You are probably thinking one of the following three things:
“But I don’t know how to memorize!” Here are some great strategies to memorizing your bar exam outlines. Perhaps you never learned to study. If you take these seriously and commit time to learning your outlines, you can do it!
“I am terrible at memorizing!” No you aren’t. Stop making excuses! Anyone can memorize an outline. It takes time and hard work and repetition. And maybe you are terrible at putting in the time, or working hard, or repeating the same thing over and over again. But if you use some of the strategies above, you will find you can do it!

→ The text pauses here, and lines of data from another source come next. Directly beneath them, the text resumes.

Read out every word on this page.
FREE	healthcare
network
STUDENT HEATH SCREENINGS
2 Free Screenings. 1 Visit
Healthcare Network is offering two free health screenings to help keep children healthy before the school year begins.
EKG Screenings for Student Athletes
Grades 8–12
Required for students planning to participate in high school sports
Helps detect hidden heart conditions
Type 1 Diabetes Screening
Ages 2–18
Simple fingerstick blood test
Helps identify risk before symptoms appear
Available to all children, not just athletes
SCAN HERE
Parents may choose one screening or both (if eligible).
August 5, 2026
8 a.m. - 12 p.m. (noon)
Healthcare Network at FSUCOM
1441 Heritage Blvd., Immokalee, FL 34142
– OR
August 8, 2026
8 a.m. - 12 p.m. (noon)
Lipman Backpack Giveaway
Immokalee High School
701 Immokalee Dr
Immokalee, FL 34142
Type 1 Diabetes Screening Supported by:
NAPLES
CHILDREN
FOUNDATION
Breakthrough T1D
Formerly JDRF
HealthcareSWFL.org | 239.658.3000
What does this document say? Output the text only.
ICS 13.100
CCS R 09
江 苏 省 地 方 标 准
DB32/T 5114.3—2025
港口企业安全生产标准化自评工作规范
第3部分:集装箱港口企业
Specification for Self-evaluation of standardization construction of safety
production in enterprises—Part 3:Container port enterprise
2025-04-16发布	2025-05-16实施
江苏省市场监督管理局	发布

“I learn by doing.” Yes, you may learn some finer points of law by answering problems. However, you cannot learn a whole outline by answering multiple-choice or essay problems. You will not have a larger context in which to place the finite points of law that you learn. You need to start with getting this bigger picture. Then you can move on to nailing down some details through practicing. If you try to do the opposite, you will be frustrated. And waste time, And find that you actually do not know the law that well.
One last note about learning your outlines: After you learn your outlines, don’t put them away for eight weeks before you look at them again. If so, you will find that you have forgotten everything you spent so much time learning!
Instead, make it a plan to look at them frequently in the beginning of your review — and then at least once a week after that. Again, that takes time. But you will be happy you did it!
5. Take some time to critically think about what went wrong. Then come up with a plan.
Another big mistake students make when they fail an exam is they get nervous and dive right into practicing without ever taking time to contemplate what actually went wrong. They never examine their score reports. (After all, who wants to look at that?!) They would rather die than order their essays from the state bar. (Again, no need to revisit bad memories, they tell themselves.) And they do not think for one second about what worked for them — and what didn’t.
So take some time to figure out what went wrong. Read the questions in this post called “what to do if you failed the bar exam”. Take an hour or so to go through them. Answer them honestly. You may find that this hour makes the difference between you passing and failing the next bar exam.
Remember, the definition of insanity is doing the same thing again and expecting a different result. Take a minute to pause. Reflect. Then move on in a more intelligent and efficient way!